O’Connor, C.J., and O’Donnell, Lanzinger, Cupp, and McGee Brown, JJ., concur. Pfeifer and Lundberg Stratton, JJ., dissent.

. In its BTA brief in Worthington I, Weber Sisters mentioned not only change in market, but “change in the property” as a reason to find that a sale price should not be used. Such changes include improvements that may increase the property’s value or casualty that may decrease the property’s value, as well as changes in zoning or other regulatory restrictions. See Cummins Property Servs., L.L.C. v. Franklin Cty. Bd. of Revision, 117 Ohio St.3d 516, 2008-Ohio-1473, 885 N.E.2d 222, ¶ 35. But aside from the completion of construction during 2003 discussed in *7Worthington I at ¶ 20, the record shows no change in the property, and Weber Sisters has never argued that the completion of construction made the sale price an unreliable indicator of value.

. As for the relevance of a loss of tenants to the arm’s-length character of the sale, the BTA’s earlier decision stated that Weber Sisters’ “lack of knowledge of the local market,” its “inability to resell the [property] based on the September 2005 appraised value,” and “the [property’s] loss of tenants after the 2008 purchase” did “not rebut the arm’s-length nature of the sale.” Worthington City Schools Bd. of Edn. (Nov. 12, 2008), BTA No. 2006-H-381, 2008 WL 4917852, at *3. On appeal, we noted that “Weber Sisters has not pointed to any distinctly legal error in the BTA’s discussion of the arm’s-length character” of the transaction.

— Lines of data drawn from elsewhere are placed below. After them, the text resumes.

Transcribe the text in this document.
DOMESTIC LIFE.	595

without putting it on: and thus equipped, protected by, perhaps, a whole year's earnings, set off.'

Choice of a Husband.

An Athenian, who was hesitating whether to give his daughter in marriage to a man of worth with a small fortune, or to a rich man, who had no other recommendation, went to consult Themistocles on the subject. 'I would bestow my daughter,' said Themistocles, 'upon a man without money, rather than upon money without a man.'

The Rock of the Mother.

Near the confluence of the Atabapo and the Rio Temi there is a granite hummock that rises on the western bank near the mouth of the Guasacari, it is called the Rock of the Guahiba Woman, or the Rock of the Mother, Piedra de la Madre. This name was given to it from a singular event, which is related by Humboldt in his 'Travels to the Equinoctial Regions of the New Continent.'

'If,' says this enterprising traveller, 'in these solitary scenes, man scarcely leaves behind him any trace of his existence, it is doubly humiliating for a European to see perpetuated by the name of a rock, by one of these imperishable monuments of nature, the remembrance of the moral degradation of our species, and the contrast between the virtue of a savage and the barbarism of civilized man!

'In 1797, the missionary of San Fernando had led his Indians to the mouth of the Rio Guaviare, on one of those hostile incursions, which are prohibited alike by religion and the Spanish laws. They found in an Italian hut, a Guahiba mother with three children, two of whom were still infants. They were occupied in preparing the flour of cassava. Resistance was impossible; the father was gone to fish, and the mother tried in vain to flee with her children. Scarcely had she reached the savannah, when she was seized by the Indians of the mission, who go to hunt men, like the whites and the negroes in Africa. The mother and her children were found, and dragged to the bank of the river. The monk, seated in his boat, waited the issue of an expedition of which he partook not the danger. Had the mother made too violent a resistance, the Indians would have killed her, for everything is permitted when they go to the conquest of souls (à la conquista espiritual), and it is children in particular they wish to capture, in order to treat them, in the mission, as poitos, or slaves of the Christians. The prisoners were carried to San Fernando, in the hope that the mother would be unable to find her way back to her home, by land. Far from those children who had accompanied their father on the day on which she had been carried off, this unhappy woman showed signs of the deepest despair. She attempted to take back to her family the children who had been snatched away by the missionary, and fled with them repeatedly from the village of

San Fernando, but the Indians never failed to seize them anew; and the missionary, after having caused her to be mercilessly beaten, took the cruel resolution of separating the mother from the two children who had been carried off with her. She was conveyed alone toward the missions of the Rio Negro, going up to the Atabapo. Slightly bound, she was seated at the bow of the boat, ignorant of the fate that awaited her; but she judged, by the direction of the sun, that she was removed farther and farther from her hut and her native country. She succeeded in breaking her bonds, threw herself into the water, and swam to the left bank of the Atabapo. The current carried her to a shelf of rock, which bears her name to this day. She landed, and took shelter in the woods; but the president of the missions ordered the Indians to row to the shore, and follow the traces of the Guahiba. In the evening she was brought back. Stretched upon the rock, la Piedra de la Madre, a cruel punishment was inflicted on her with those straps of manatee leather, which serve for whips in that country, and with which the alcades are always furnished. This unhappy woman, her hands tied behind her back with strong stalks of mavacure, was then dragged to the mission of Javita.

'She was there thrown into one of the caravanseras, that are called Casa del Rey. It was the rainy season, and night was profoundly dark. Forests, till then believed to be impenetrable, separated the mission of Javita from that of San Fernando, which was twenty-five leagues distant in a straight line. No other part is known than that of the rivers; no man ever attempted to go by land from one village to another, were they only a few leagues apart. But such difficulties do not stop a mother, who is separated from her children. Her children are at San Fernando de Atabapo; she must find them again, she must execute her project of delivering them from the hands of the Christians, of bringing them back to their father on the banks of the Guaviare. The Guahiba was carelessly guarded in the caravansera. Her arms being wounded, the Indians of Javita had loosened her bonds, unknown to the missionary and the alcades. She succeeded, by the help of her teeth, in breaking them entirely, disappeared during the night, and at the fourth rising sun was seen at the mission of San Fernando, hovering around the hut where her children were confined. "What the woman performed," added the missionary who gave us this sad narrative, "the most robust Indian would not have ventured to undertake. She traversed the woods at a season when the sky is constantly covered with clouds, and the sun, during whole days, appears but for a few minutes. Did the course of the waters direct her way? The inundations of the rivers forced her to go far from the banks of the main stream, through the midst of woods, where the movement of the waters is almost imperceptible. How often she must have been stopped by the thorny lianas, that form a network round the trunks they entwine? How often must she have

Worthington I, 124 Ohio St.3d 27, 2009-Ohio-5932, 918 N.E.2d 972, ¶ 30. In particular, Weber Sisters has never specifically argued to the BTA or to the court that the buyer’s lack of knowledge is relevant to the arm’s-length character of the transaction. See Appraisal Institute, The Appraisal of Beal Estate (13th Ed.2008), 23 (“market value” usually predicated on buyer and seller acting “knowledgably”); Ohio Adm.Code 5703-25-05(A)(1) and (2) (defining “true value” in terms of various factors, including the parties’ “having a knowledge of all the relevant facts”). Jurisdictional and prudential grounds typically prevent us from addressing substantive arguments that the appellant has not advanced and, in any event, we regard any consideration of the arm’s-length character of the sale as foreclosed at this juncture by the law-of-the-case doctrine. Colonial Village Ltd. v. Washington Cty. Bd. of Revision, 123 Ohio St.3d 268, 2009-Ohio-4975. 915 N.E.2d 1196. ¶ 12-13.